KFC di Indonesia Terjungkal, Ricardo Galael dan Anthoni Salim Rugi Rp 557,08 miliar

KLIKNUSAE.com - Kisah sukses KFC di Indonesia yang dibangun sejak 1978 kini menghadapi ujian berat. PT Fast Food Indonesia, pemegang merek waralaba restoran cepat saji asal Amerika itu, sedang berada di pusaran badai.

Tidak tanggung-tanggung, perusahaan berkode saham FAST ini mencatat kerugian hingga Rp 557,08 miliar pada kuartal III 2024.

Angka ini melesat 266,59 persen dibandingkan periode yang sama tahun lalu, di mana kerugiannya “hanya” Rp 152,41 miliar.

Pandemi dan Gejolak Timur Tengah

Dua faktor utama disinyalir menjadi biang keladi ambrolnya kinerja keuangan KFC di Indonesia. Pemulihan bisnis pasca-pandemi COVID-19 ternyata belum maksimal, di tengah daya beli masyarakat yang masih rapuh.

Di sisi lain, konflik Timur Tengah memicu gelombang boikot terhadap sejumlah merek global. Termasuk KFC, yang terimbas sentimen politik.

Akibatnya, perusahaan harus menutup puluhan gerai dan memutus hubungan kerja ribuan karyawan.

Kondisi ini membuat PT Fast Food Indonesia—yang selama lebih dari tiga dekade menjadi salah satu pemimpin pasar restoran cepat saji di Indonesia—kini harus menata ulang strategi bisnisnya.

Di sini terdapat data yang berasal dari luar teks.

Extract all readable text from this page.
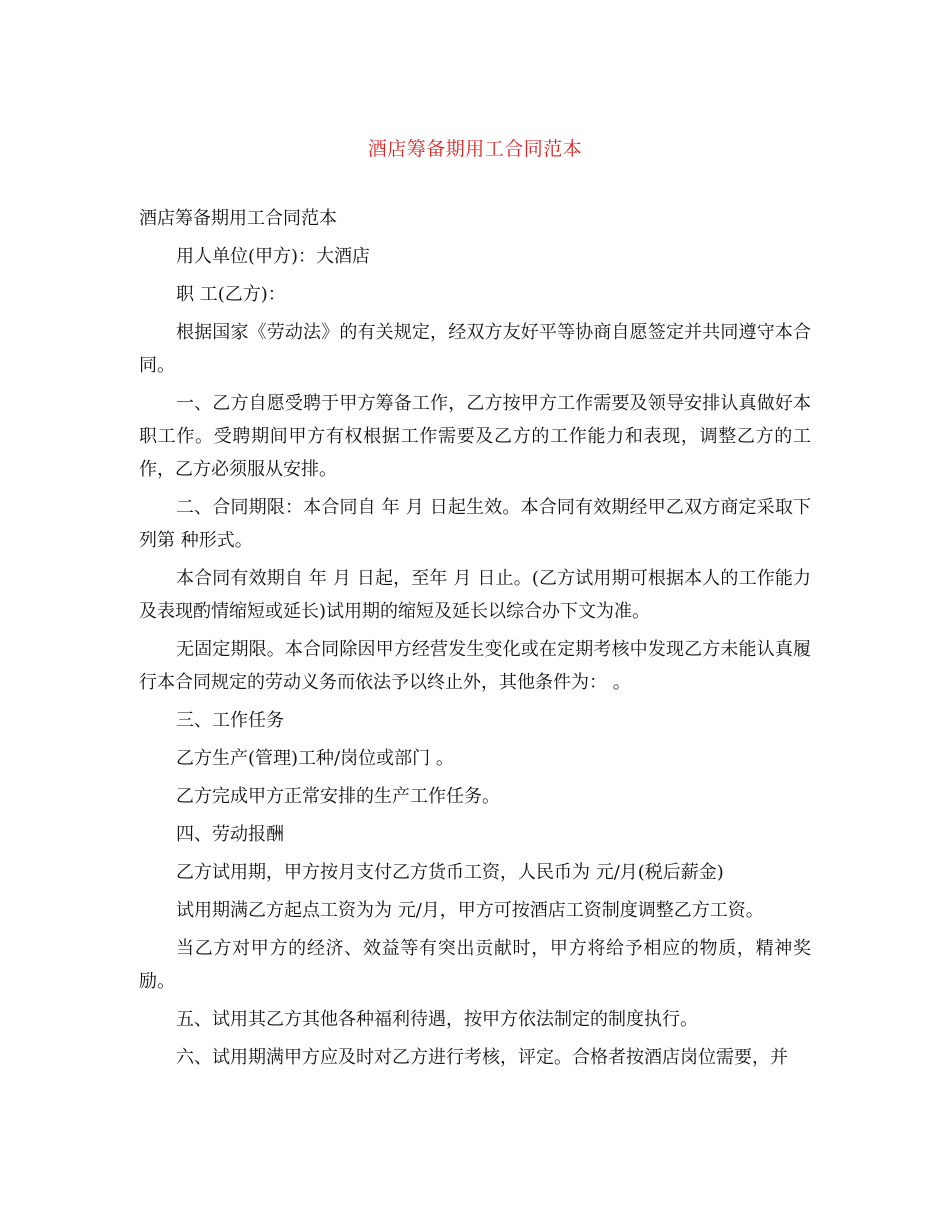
酒店筹备期用工合同范本

酒店筹备期用工合同范本

用人单位(甲方)：大酒店

职 工(乙方)：

根据国家《劳动法》的有关规定，经双方友好平等协商自愿签定并共同遵守本合同。

一、乙方自愿受聘于甲方筹备工作，乙方按甲方工作需要及领导安排认真做好本职工作。受聘期间甲方有权根据工作需要及乙方的工作能力和表现，调整乙方的工作，乙方必须服从安排。

二、合同期限：本合同自 年 月 日起生效。本合同有效期经甲乙双方商定采取下列第 种形式。

本合同有效期自 年 月 日起，至年 月 日止。(乙方试用期可根据本人的工作能力及表现酌情缩短或延长)试用期的缩短及延长以综合办下文为准。

无固定期限。本合同除因甲方经营发生变化或在定期考核中发现乙方未能认真履行本合同规定的劳动义务而依法予以终止外，其他条件为： 。

三、工作任务

乙方生产(管理)工种/岗位或部门 。

乙方完成甲方正常安排的生产工作任务。

四、劳动报酬

乙方试用期，甲方按月支付乙方货币工资，人民币为 元/月(税后薪金)

试用期满乙方起点工资为为 元/月，甲方可按酒店工资制度调整乙方工资。

当乙方对甲方的经济、效益等有突出贡献时，甲方将给予相应的物质，精神奖励。

五、试用其乙方其他各种福利待遇，按甲方依法制定的制度执行。

六、试用期满甲方应及时对乙方进行考核，评定。合格者按酒店岗位需要，并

BACA JUGA: Pendapatan Gerai KFC Rontok Hingga 50 Persen, Akibat Seruan Boikot

Warisan Galael dan Dominasi Salim

Sejarah KFC di Indonesia dimulai ketika Keluarga Galael membawa merek tersebut masuk ke pasar domestik. Gerai pertama berdiri di Jalan Melawai, Jakarta, pada Oktober 1979.

Dalam waktu singkat, KFC menjamur ke berbagai kota besar seperti Bandung, Surabaya, dan Medan.

Hingga kini, dua pemegang saham terbesar KFC Indonesia adalah Keluarga Galael dengan kepemilikan 39,84 persen dan PT Indoritel Makmur Internasional Tbk—bagian dari Salim Group—dengan 35,84 persen saham.

Struktur manajemen perusahaan pun menjadi arena kolaborasi dua dinasti bisnis besar ini: Ricardo Galael menjabat sebagai Direktur Utama, sedangkan Anthoni Salim duduk sebagai Komisaris Utama.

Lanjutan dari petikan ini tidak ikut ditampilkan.